Le groupe Province du Sinaï, branche égyptienne de l’organisation Etat islamique (EI), a revendiqué, samedi 8 juillet, l’attentat perpétré la veille contre un barrage de l’armée dans la péninsule du Sinaï, attentat qui a fait vingt-six morts et blessés.

Dans un communiqué publié dans la nuit de vendredi à samedi sur les réseaux sociaux, le groupe écrit que des « soldats du califat » ont attaqué une position de l’armée au sud de la localité de Rafah, proche de la frontière avec la bande de Gaza.

L’armée avait déclaré avoir riposté à une attaque « terroriste » commise par des combattants extrémistes et en avoir tué une quarantaine à plusieurs points de contrôle. Elle a ajouté que vingt-six de ses soldats avaient été tués ou blessés, sans fournir de bilan plus précis.
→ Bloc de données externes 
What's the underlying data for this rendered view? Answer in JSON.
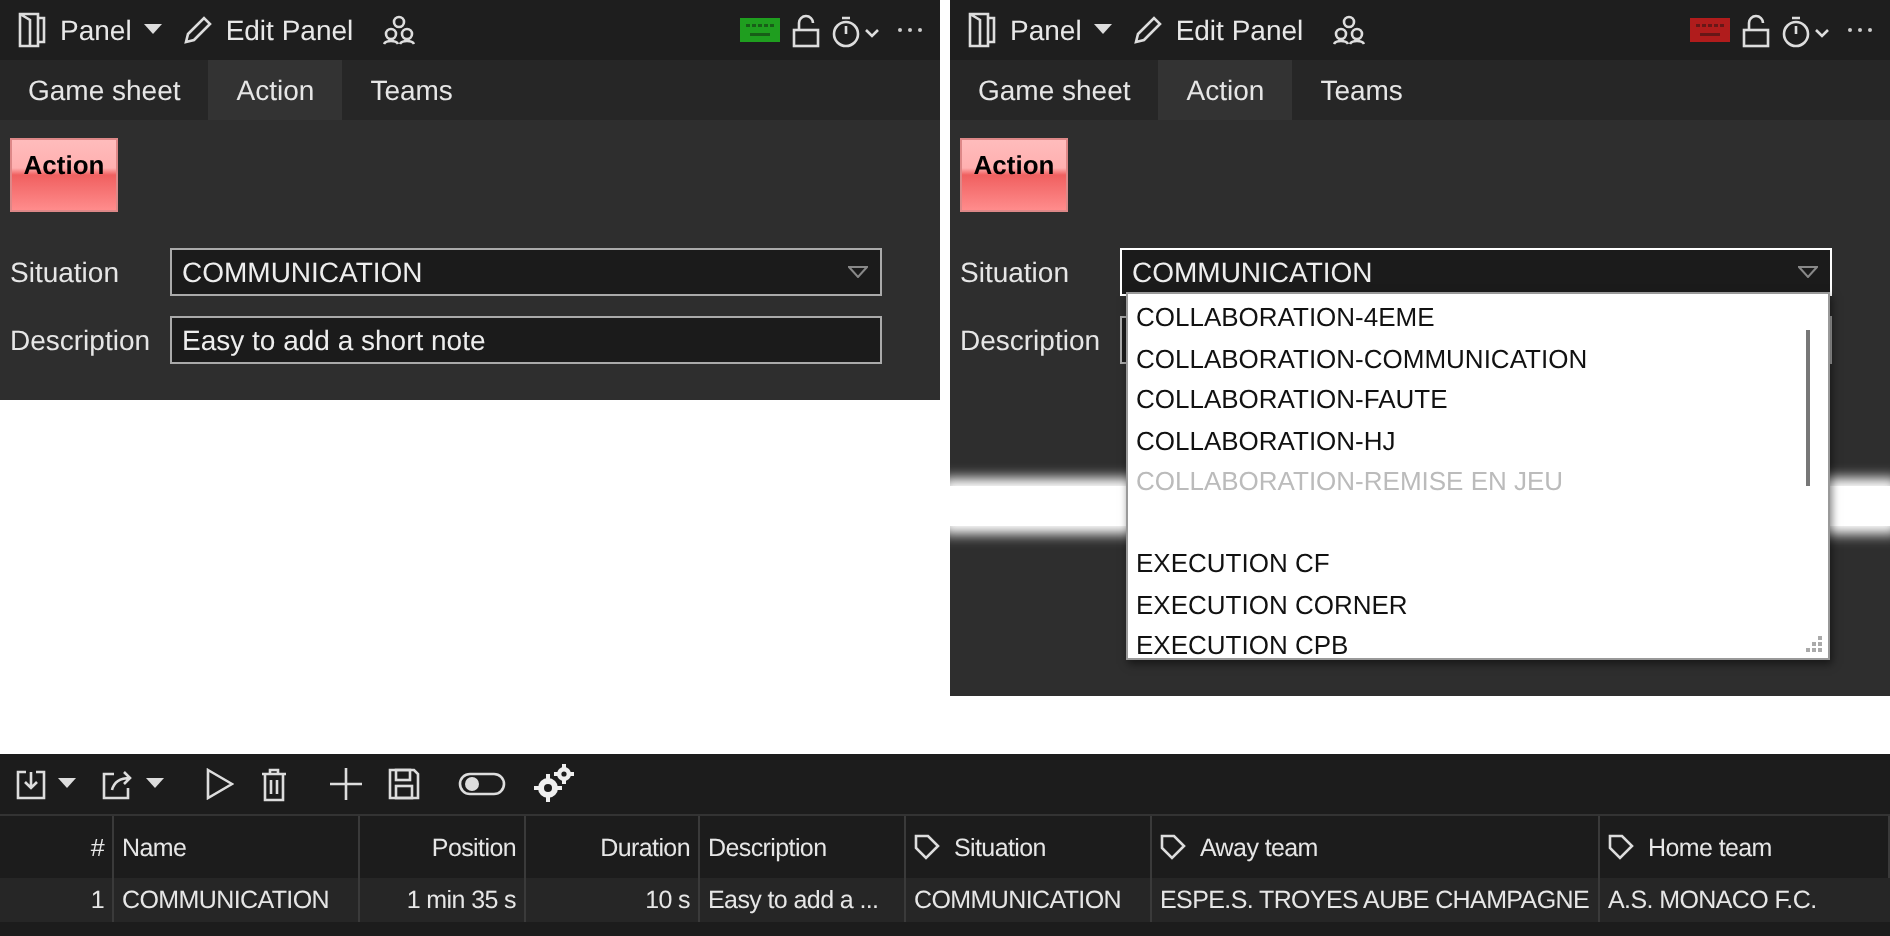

Depuis que l’armée a destitué en 2013 le président Mohamed Morsi, issu des Frères musulmans, des groupes extrémistes — notamment Province du Sinaï, qui a prêté allégeance à l’EI — ont multiplié les attentats visant des militaires et des policiers, en tuant des centaines, principalement dans la péninsule du Sinaï.

Par ailleurs, le groupe islamiste Hasam a revendiqué dans un communiqué le meurtre d’un policier vendredi. La police accuse l’organisation Hasam d’être affiliée aux Frères musulmans, un mouvement qualifié de « terroriste » par les autorités égyptiennes.

Ces derniers mois, Hasam a déjà revendiqué plusieurs assassinats et attentats au Caire et dans le delta du Nil, visant notamment la police.